“A Face In the Crowd.” What a Film!
Watched an amazing film during these holidays; it is as thoughtful as it is fun to watch. Elia Kazan's A Face in the Crowd (1957). To say that the film is stunning is to say very little.
At first, I wasn’t even interested in watching it. It is an old black and white drama, starring goody too shoes Andy Griffith. Directed by a rather controversial Elia Kazan, disliked for naming names during McCarthyism. And I never liked his On the Waterfront, always falling asleep in the middle lulled by its bleak scenery and by Brando's overacting. Furthermore, some recent liberal critics began to maintain that the film predicts Trump as it exposes unhealthy alliance between populism, media, and politics. Another exposé of Trump? How boring. Haven't we seen Great Dictator already?
Yet, the film steals you from the get-go, and it never lets off. Griffith is stunning, exhibiting raw power, talent, folksy wisdom and charm.

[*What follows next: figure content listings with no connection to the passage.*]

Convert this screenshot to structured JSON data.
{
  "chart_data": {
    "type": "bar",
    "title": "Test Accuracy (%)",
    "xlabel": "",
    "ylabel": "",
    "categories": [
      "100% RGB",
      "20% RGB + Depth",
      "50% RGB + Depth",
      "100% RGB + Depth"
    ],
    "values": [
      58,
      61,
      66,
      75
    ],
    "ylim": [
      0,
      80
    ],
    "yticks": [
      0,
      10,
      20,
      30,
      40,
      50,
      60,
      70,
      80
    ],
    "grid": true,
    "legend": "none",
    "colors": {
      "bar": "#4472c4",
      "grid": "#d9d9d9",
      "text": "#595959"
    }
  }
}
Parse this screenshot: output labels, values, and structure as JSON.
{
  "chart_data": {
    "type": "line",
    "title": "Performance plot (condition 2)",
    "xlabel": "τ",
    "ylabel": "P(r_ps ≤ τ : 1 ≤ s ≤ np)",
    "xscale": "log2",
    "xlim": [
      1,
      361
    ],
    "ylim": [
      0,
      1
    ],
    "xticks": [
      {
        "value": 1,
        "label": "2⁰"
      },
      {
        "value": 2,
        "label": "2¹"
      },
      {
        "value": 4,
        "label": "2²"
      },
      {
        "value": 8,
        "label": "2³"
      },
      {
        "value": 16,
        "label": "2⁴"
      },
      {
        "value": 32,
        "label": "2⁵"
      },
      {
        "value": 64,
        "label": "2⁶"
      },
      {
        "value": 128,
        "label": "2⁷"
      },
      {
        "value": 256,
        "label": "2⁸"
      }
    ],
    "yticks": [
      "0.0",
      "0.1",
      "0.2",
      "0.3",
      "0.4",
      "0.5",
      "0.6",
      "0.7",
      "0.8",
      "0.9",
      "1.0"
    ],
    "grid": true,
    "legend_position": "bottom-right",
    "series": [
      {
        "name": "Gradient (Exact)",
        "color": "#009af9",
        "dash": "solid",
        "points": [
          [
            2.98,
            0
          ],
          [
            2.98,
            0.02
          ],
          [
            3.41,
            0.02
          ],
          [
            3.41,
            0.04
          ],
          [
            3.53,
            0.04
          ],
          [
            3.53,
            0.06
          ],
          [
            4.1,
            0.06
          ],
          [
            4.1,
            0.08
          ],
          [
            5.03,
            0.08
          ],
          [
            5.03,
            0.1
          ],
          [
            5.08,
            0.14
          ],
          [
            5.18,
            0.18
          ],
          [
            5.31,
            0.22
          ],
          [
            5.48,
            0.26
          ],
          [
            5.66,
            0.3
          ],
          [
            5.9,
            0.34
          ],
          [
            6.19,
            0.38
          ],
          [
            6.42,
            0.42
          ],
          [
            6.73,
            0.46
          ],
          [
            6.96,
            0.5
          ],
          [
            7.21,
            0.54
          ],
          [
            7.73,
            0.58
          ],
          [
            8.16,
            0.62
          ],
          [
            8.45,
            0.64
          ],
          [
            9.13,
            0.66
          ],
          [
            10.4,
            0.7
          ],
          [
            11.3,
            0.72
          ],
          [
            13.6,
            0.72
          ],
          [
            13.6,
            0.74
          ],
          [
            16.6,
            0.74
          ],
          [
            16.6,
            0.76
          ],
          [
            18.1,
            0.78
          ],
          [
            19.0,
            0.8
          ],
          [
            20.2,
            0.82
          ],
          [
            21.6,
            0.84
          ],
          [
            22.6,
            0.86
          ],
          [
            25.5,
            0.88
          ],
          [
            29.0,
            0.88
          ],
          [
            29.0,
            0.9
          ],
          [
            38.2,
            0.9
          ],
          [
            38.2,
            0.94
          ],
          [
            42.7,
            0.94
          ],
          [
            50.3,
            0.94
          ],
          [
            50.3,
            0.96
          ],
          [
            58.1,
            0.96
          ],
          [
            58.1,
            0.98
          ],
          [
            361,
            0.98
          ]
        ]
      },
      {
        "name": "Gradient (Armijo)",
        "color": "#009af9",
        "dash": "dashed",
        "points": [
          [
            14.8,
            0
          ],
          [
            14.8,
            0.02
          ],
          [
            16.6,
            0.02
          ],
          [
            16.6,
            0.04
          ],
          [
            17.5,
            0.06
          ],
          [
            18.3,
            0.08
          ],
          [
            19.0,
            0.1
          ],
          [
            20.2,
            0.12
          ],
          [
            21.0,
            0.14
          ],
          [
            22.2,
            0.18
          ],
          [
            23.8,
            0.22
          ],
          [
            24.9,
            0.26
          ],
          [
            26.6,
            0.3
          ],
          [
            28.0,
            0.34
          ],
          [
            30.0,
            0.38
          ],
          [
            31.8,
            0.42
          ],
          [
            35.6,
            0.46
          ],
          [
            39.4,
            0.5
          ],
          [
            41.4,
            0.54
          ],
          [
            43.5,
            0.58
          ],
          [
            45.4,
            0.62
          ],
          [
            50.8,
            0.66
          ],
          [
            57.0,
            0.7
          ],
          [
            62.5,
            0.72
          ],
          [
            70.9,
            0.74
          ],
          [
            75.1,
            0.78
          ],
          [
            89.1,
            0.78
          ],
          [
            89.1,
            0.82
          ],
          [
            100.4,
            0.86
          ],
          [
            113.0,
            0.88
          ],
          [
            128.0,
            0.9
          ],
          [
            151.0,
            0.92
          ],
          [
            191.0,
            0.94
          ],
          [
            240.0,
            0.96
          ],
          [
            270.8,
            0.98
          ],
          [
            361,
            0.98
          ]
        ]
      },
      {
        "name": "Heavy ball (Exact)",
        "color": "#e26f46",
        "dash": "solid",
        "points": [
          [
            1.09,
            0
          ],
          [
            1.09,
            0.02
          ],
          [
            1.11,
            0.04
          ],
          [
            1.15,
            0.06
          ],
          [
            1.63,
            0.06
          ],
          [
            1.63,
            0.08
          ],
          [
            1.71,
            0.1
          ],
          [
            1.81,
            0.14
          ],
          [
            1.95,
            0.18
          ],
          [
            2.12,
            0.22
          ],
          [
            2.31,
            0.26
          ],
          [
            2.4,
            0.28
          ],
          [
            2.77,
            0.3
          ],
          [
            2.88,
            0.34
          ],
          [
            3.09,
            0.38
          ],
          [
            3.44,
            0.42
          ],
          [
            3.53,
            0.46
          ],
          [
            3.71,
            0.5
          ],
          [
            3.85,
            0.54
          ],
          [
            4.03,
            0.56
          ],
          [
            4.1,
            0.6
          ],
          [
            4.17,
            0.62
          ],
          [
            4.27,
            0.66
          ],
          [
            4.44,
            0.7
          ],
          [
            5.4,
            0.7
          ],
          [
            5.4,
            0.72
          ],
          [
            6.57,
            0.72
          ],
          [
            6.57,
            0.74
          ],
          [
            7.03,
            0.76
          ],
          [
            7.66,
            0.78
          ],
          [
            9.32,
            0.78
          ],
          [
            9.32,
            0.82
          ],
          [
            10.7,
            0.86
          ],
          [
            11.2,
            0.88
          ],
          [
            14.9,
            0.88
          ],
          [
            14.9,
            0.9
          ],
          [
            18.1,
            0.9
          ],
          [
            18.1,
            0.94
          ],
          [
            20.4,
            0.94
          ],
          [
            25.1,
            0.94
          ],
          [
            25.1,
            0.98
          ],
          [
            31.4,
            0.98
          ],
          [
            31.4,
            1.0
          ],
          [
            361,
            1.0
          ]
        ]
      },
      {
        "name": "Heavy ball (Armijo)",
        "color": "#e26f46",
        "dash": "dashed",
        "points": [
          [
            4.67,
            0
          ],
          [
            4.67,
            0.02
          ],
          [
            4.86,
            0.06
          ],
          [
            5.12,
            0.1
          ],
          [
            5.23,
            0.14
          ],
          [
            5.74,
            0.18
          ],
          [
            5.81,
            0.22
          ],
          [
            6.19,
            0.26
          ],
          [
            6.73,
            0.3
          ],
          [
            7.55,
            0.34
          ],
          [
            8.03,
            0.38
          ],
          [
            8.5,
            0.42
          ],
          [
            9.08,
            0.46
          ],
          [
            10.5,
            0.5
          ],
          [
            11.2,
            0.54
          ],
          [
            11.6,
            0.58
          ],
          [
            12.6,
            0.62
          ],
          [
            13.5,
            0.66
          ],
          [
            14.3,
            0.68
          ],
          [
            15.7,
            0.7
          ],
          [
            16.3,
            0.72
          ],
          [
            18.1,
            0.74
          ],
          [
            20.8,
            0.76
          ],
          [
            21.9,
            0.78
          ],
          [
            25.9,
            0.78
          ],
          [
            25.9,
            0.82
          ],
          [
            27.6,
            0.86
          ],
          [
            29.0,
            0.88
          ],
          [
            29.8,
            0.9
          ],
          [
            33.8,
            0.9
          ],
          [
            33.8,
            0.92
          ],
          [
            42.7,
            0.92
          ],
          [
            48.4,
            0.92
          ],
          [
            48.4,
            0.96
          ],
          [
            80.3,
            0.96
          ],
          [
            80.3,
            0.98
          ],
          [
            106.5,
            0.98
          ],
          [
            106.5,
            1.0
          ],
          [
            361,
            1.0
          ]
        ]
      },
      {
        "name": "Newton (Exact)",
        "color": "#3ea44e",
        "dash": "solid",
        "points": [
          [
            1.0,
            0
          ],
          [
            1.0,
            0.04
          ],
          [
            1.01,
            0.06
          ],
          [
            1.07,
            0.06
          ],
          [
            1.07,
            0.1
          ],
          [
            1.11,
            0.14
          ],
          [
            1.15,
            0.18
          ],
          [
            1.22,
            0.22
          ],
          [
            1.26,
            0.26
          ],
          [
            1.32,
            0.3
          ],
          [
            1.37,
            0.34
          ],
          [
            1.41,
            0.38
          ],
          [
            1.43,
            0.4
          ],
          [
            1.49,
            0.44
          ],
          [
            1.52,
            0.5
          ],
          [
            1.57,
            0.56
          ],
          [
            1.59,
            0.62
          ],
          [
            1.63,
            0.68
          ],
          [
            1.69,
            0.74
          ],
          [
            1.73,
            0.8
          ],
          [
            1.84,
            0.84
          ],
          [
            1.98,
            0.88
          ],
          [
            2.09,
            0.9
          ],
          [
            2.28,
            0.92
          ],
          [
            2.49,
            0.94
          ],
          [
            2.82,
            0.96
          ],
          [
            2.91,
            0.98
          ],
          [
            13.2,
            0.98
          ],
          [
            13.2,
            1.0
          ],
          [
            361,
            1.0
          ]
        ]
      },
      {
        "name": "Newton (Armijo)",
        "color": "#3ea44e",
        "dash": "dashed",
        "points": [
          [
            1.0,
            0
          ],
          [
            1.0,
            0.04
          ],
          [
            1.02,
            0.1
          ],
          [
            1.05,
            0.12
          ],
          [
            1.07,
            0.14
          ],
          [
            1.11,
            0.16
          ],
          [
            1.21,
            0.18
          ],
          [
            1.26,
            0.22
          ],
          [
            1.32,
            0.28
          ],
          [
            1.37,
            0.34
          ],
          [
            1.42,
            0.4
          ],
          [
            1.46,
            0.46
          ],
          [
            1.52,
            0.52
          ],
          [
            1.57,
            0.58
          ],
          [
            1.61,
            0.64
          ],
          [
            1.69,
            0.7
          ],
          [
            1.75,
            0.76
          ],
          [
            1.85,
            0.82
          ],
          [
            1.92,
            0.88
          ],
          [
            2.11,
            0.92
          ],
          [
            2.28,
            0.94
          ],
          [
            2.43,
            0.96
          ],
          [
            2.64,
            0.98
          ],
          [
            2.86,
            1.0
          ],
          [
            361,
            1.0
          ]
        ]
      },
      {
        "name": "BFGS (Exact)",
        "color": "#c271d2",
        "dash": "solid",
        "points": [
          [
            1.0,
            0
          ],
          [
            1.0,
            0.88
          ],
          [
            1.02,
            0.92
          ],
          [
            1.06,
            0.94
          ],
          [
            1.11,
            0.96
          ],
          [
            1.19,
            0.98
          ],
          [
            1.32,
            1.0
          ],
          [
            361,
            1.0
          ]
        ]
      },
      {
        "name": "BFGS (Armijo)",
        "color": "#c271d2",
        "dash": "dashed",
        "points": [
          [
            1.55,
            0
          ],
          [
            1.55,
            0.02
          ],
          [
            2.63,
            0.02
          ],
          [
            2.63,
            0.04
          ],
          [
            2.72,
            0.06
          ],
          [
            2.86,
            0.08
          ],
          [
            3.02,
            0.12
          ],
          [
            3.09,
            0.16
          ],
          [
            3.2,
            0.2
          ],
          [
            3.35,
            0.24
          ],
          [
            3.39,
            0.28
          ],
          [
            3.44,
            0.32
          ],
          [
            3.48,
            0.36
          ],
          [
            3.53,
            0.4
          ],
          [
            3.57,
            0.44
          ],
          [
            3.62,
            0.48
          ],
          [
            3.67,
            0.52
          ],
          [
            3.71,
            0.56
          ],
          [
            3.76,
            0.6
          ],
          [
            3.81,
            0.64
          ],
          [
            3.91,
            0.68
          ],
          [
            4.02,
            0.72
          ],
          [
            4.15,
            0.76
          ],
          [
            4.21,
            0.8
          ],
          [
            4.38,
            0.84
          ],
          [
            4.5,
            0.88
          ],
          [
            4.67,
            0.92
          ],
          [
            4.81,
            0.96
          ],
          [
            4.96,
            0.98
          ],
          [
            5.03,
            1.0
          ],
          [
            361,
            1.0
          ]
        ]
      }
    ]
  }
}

He is a risk taker, he feels what people feel; he knows their fixation both on consumer goods and authority figures. Eventually, he begins to wield power and not accustomed to it, he is rather awkward and sloppy, especially when abusing it. Yes, he is flawed: a manipulative and ambitious cheater who clearly hurts the feelings of those who trust him.
Patricia Neal is a smart classy lady smitten by the talented drunk, Griffith, whom she finds in jail and turns into a music and TV celebrity.

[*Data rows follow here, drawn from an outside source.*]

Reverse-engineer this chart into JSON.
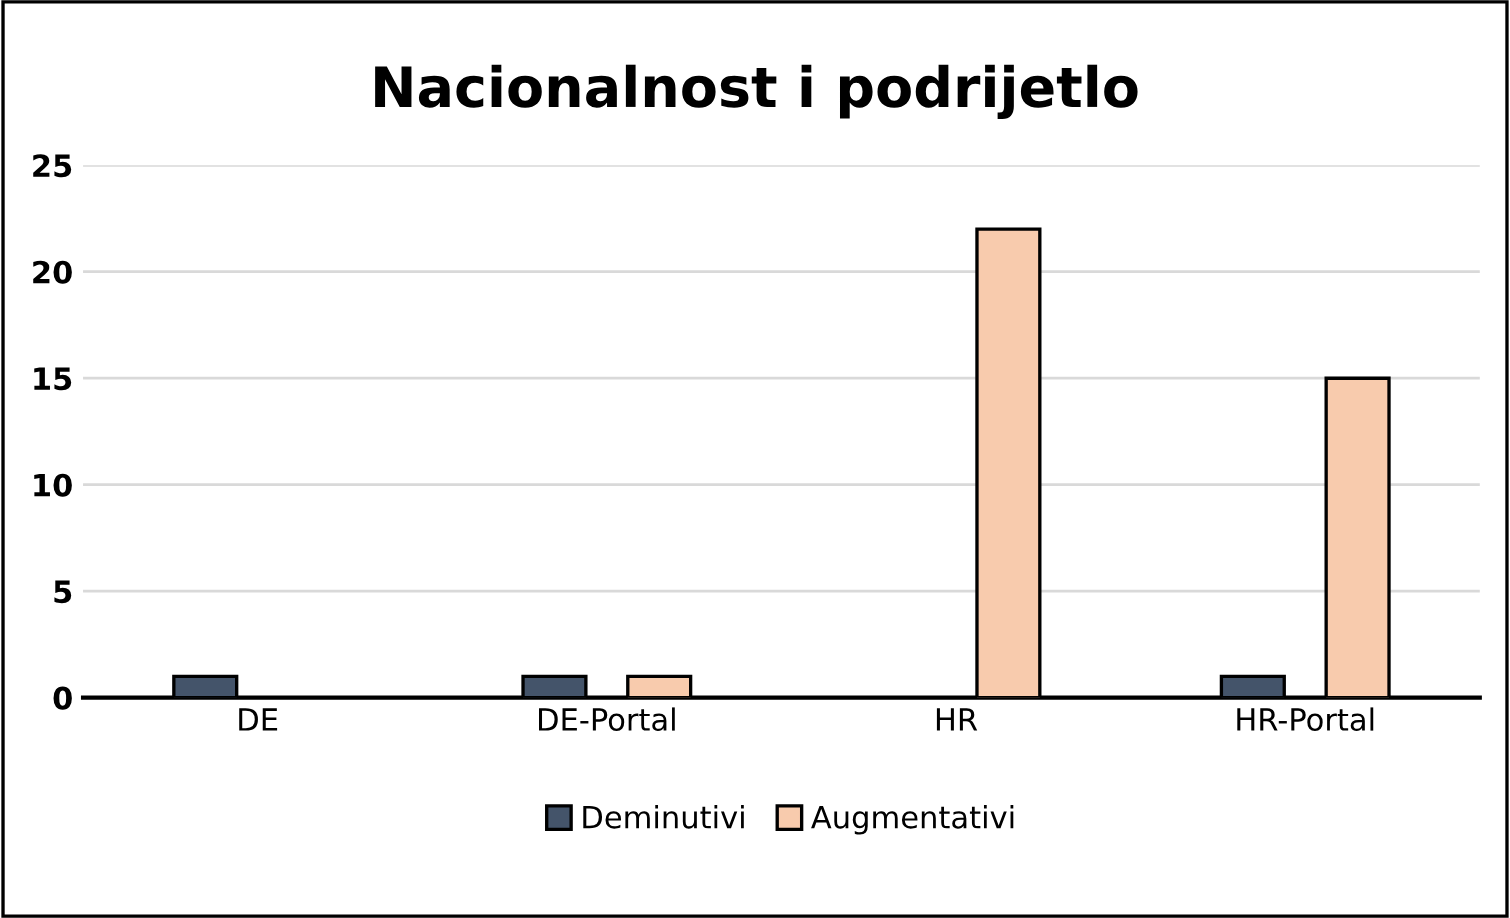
{
  "chart_data": {
    "type": "bar",
    "title": "Nacionalnost i podrijetlo",
    "categories": [
      "DE",
      "DE-Portal",
      "HR",
      "HR-Portal"
    ],
    "series": [
      {
        "name": "Deminutivi",
        "color": "#44546a",
        "values": [
          1,
          1,
          null,
          1
        ]
      },
      {
        "name": "Augmentativi",
        "color": "#f8cbad",
        "values": [
          null,
          1,
          22,
          15
        ]
      }
    ],
    "ylim": [
      0,
      25
    ],
    "yticks": [
      0,
      5,
      10,
      15,
      20,
      25
    ],
    "grid": "y",
    "legend": "bottom"
  }
}
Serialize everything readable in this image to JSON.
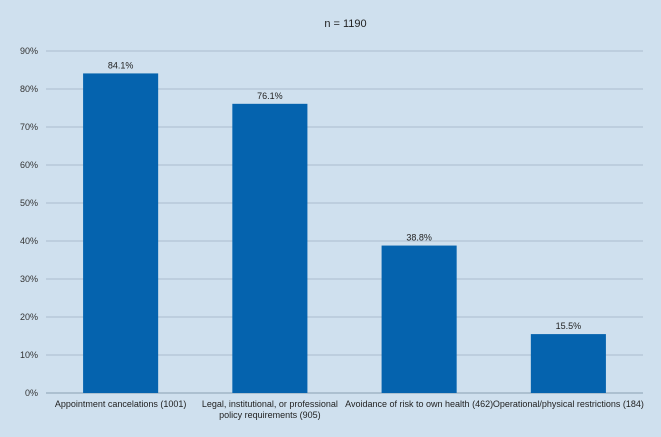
{
  "chart_data": {
    "type": "bar",
    "title": "n = 1190",
    "xlabel": "",
    "ylabel": "",
    "categories": [
      [
        "Appointment cancelations (1001)"
      ],
      [
        "Legal, institutional, or professional",
        "policy requirements (905)"
      ],
      [
        "Avoidance of risk to own health (462)"
      ],
      [
        "Operational/physical restrictions (184)"
      ]
    ],
    "values": [
      84.1,
      76.1,
      38.8,
      15.5
    ],
    "value_labels": [
      "84.1%",
      "76.1%",
      "38.8%",
      "15.5%"
    ],
    "ylim": [
      0,
      90
    ],
    "yticks": [
      0,
      10,
      20,
      30,
      40,
      50,
      60,
      70,
      80,
      90
    ],
    "ytick_labels": [
      "0%",
      "10%",
      "20%",
      "30%",
      "40%",
      "50%",
      "60%",
      "70%",
      "80%",
      "90%"
    ],
    "grid": true,
    "legend": "none",
    "colors": {
      "bar": "#0563ae",
      "background": "#cfe0ee",
      "grid": "#9fb2c2"
    }
  }
}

The film is relentless in its cynicism. Everyone lies and manipulates, each person is using another, everyone tries to convert power into image, image into power and so on. Politicians and advertisers need TV, TV needs politicians and advertisers. They all need entertainers, who in turn need ratings to squeeze more power out of politicians and advertisers.
It is a dog eats dog world for sure, and the charming yet conniving drifter, Griffith, gets shocked by amount of power that he's amassed. But at least he got it due to his talent and his ability to relate to common people. He has a perfect ear not just for music, but for hearing what people feel, and for saying what they think or what they want to hear.
Yet, for whatever reasons (personal or political) the makers of the film, wanted the middlebrow values to triumph. Patricia Neal - -Griffith's manager — finds the way to ruin him. The establishment had chew Griffith up and spit him out. And then there is obnoxious Walter Matthaw, Vanderbilt graduate— a pretentious journalist who’d be at home in NYT if not New Yorker, jealous of Neal's fascination with Griffith, and hellbent on derailing such a dangerous and ambitious personality.
Why is Griffith more dangerous than any lying deceitful politician, businessman, journalist or TV personality which we see in this film is unclear. But all those Yale and Vanderbilt grads populating the corporate and political offices or TV studios in their suits, have decided that they had enough of him.
Great performances and gripping story make this film even more memorable. But what stays with you at the end is not Griffith whom the establishment had finally abandoned to his private madness, but the cynicism and smug complacency of the establishment, that feels that they can solve its problems by getting rid of an ambitious guy who wanted to play by his own rules.
And another stunning aspect of the film: it totally flopped on release! I guess \, the critics were not willing to give Kazan a break, while the public was not ready to see itself in a mirror. Americans, like any other young and ambitious nation, never are.
Great French director, François Truffaut, loved the film, however, and immediately singled it out: “The usual fault with ‘honest’ films is their softness, timidity and anesthetic neutrality. The film is passionate, exalted, fierce, as inexorable as a ‘Mythology’ of Roland Barthes – and, like it, a pleasure of the mind.”